Difference in Means

Statistics problems often involve comparisons between two independent sample means. This lesson explains how to compute probabilities associated with differences between means.

Difference Between Means: Theory

Suppose we have two populations with means equal to μ₁ and μ₂. Suppose further that we take all possible samples of size n₁ and n₂. And finally, suppose that the following assumptions are valid.

• The size of each population is large relative to the sample drawn from the population. That is, N₁ is large relative to n₁, and N₂ is large relative to n₂. (In this context, populations are considered to be large if they are at least 20 times bigger than their sample.)
• The samples are independent; that is, observations in population 1 are not affected by observations in population 2, and vice versa.
• The set of differences between sample means is normally distributed. This will be true if each population is normal or if the sample sizes are large. (Based on the central limit theorem, sample sizes of 40 would probably be large enough).

Given these assumptions, we know the following.

• The expected value of the difference between all possible sample means is equal to the difference between population means. Thus,

  E(x₁ - x₂) = μ_d = μ₁ - μ₂.

• The standard deviation of the difference between sample means (σ_d) is approximately equal to:

  σ_d = sqrt( σ₁² / n₁ + σ₂² / n₂ )

It is straightforward to derive the last bullet point, based on material covered in previous lessons. The derivation starts with a recognition that the variance of the difference between independent random variables is equal to the sum of the individual variances. Thus,

σ²_d = σ² _{(x1 - x2)} = σ² _x1 + σ² _x2

If the populations N₁ and N₂ are both large relative to n₁ and n₂, respectively, then

σ² _x1 = σ²₁ / n₁

σ² _x2 = σ²₂ / n₂

σ_d² = σ₁² / n₁ + σ₂² / n₂

σ_d = sqrt( σ₁² / n₁ + σ₂² / n₂ )

Difference Between Means: Sample Problem

In this section, we work through a sample problem to show how to apply the theory presented above. In this example, we will use Stat Trek's Normal Distribution Calculator to compute probabilities.

Problem 1

For boys, the average number of absences in the first grade is 15 with a standard deviation of 7; for girls, the average number of absences is 10 with a standard deviation of 6.

In a nationwide survey, suppose 100 boys and 50 girls are sampled. What is the probability that the male sample will have at most three more days of absences than the female sample?

(A) 0.025
(B) 0.035
(C) 0.045
(D) 0.055
(E) None of the above

Solution

The correct answer is B. The solution involves three or four steps, depending on whether you work directly with raw scores or z-scores. The "raw score" solution appears below:

• Find the mean difference (male absences minus female absences) in the population.

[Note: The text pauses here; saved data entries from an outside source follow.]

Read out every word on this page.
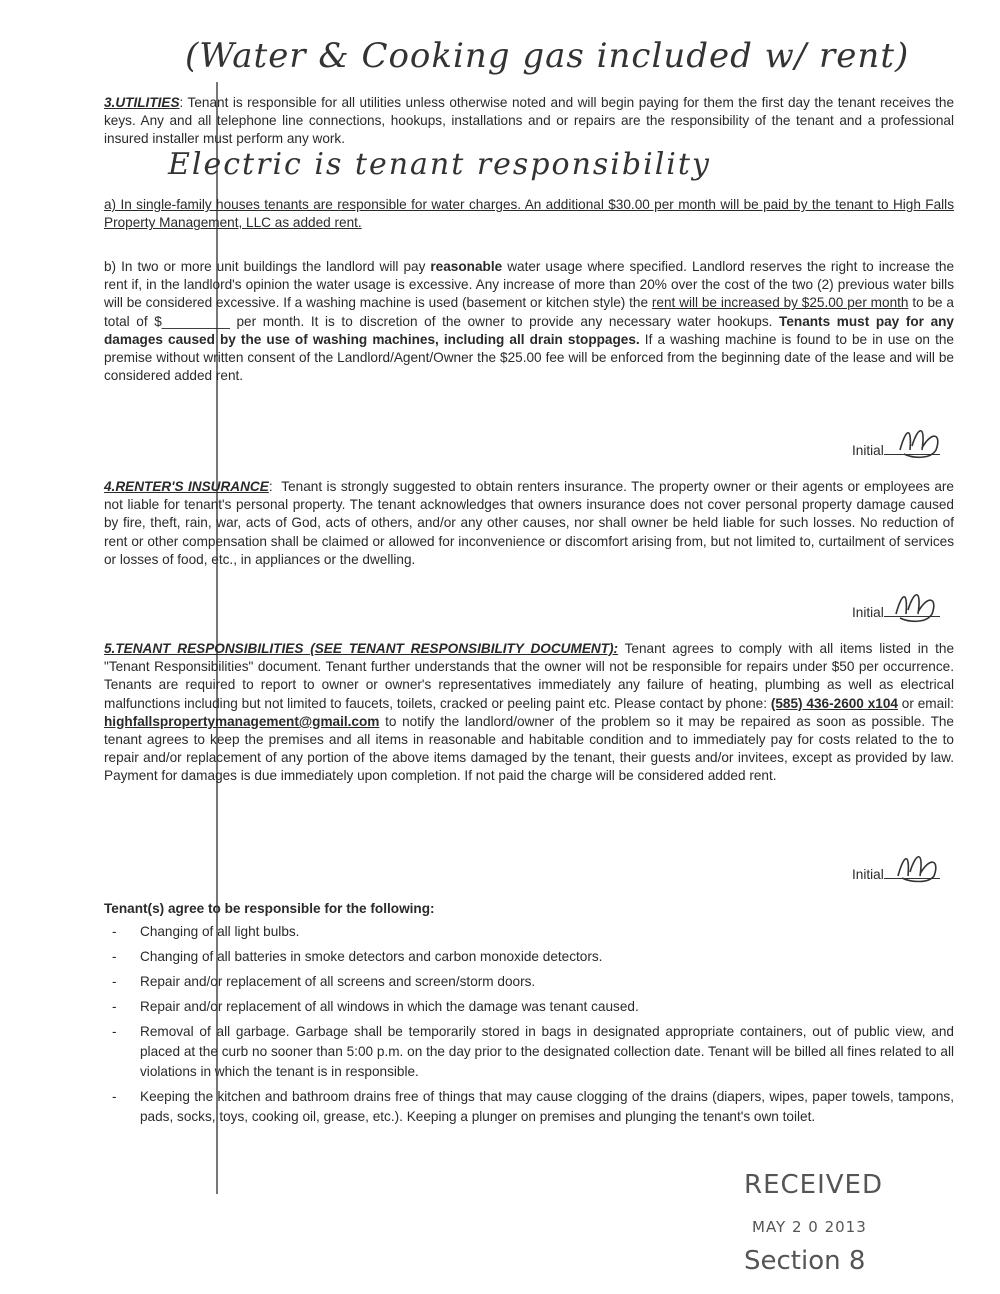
(Water & Cooking gas included w/ rent)
3.UTILITIES: Tenant is responsible for all utilities unless otherwise noted and will begin paying for them the first day the tenant receives the keys. Any and all telephone line connections, hookups, installations and or repairs are the responsibility of the tenant and a professional insured installer must perform any work.
Electric is tenant responsibility
a) In single-family houses tenants are responsible for water charges. An additional $30.00 per month will be paid by the tenant to High Falls Property Management, LLC as added rent.
b) In two or more unit buildings the landlord will pay reasonable water usage where specified. Landlord reserves the right to increase the rent if, in the landlord's opinion the water usage is excessive. Any increase of more than 20% over the cost of the two (2) previous water bills will be considered excessive. If a washing machine is used (basement or kitchen style) the rent will be increased by $25.00 per month to be a total of $_________ per month. It is to discretion of the owner to provide any necessary water hookups. Tenants must pay for any damages caused by the use of washing machines, including all drain stoppages. If a washing machine is found to be in use on the premise without written consent of the Landlord/Agent/Owner the $25.00 fee will be enforced from the beginning date of the lease and will be considered added rent.
Initial
4.RENTER'S INSURANCE:  Tenant is strongly suggested to obtain renters insurance. The property owner or their agents or employees are not liable for tenant's personal property. The tenant acknowledges that owners insurance does not cover personal property damage caused by fire, theft, rain, war, acts of God, acts of others, and/or any other causes, nor shall owner be held liable for such losses. No reduction of rent or other compensation shall be claimed or allowed for inconvenience or discomfort arising from, but not limited to, curtailment of services or losses of food, etc., in appliances or the dwelling.
Initial
5.TENANT RESPONSIBILITIES (SEE TENANT RESPONSIBILITY DOCUMENT): Tenant agrees to comply with all items listed in the "Tenant Responsibilities" document. Tenant further understands that the owner will not be responsible for repairs under $50 per occurrence. Tenants are required to report to owner or owner's representatives immediately any failure of heating, plumbing as well as electrical malfunctions including but not limited to faucets, toilets, cracked or peeling paint etc. Please contact by phone: (585) 436-2600 x104 or email: highfallspropertymanagement@gmail.com to notify the landlord/owner of the problem so it may be repaired as soon as possible. The tenant agrees to keep the premises and all items in reasonable and habitable condition and to immediately pay for costs related to the to repair and/or replacement of any portion of the above items damaged by the tenant, their guests and/or invitees, except as provided by law. Payment for damages is due immediately upon completion. If not paid the charge will be considered added rent.
Initial
Tenant(s) agree to be responsible for the following:
- Changing of all light bulbs.
- Changing of all batteries in smoke detectors and carbon monoxide detectors.
- Repair and/or replacement of all screens and screen/storm doors.
- Repair and/or replacement of all windows in which the damage was tenant caused.
- Removal of all garbage. Garbage shall be temporarily stored in bags in designated appropriate containers, out of public view, and placed at the curb no sooner than 5:00 p.m. on the day prior to the designated collection date. Tenant will be billed all fines related to all violations in which the tenant is in responsible.
- Keeping the kitchen and bathroom drains free of things that may cause clogging of the drains (diapers, wipes, paper towels, tampons, pads, socks, toys, cooking oil, grease, etc.). Keeping a plunger on premises and plunging the tenant's own toilet.
RECEIVED
MAY 2 0 2013
Section 8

  μ_d = μ₁ - μ₂ = 15 - 10 = 5

• Find the standard deviation of the difference.

  σ_d = sqrt( σ₁² / n₁ + σ₂² / n₂ )

  σ_d = sqrt(7²/100 + 6²/50)

  σ_d = sqrt(49/100 + 36/50)

  σ_d = sqrt(0.49 + .72) = sqrt(1.21) = 1.1

• Find the probability. This problem requires us to find the probability that the average number of absences in the boy sample minus the average number of absences in the girl sample is less than 3. To find this probability, we use Stat Trek's Normal Distribution Calculator. Specifically, we enter the following inputs: 3, for the normal random variable; 5, for the mean; and 1.1, for the standard deviation.

We find that the probability of the mean difference (male absences minus female absences) being 3 or less is about 0.035.

Alternatively, we could have worked with z-scores (which have a mean of 0 and a standard deviation of 1). Here's the z-score solution:

• Find the mean difference (male absences minus female absences) in the population.

  μ_d = μ₁ - μ₂ = 15 - 10 = 5

• Find the standard deviation of the difference.

  σ_d = sqrt( σ₁² / n₁ + σ₂² / n₂ )

  σ_d = sqrt(7²/100 + 6²/50) = sqrt(49/100 + 36/50)

  σ_d = sqrt(0.49 + .72) = sqrt(1.21) = 1.1

• Find the z-score that is produced when boys have three more days of absences than girls. When boys have three more days of absences, the number of male absences minus female absences is three. And the associated z-score is

  z = (x - μ)/σ = (3 - 5)/1.1 = -2/1.1 = -1.818

• Find the probability. To find this probability, we use Stat Trek's Normal Distribution Calculator. Specifically, we enter the following inputs: -1.818, for the normal random variable; 0, for the mean; and 1, for the standard deviation.

We find that the probability of probability of a z-score being -1.818 or less is about 0.035. Of course, the result is the same, whether you work with raw scores or with z-scores.

Note: Some analysts might have used the t-distribution to compute probabilities for this problem. We chose the normal distribution because the population variance was known and the sample size was large; but either choice would have been acceptable. In a previous lesson, we offered some guidelines for choosing between the normal and the t-distribution.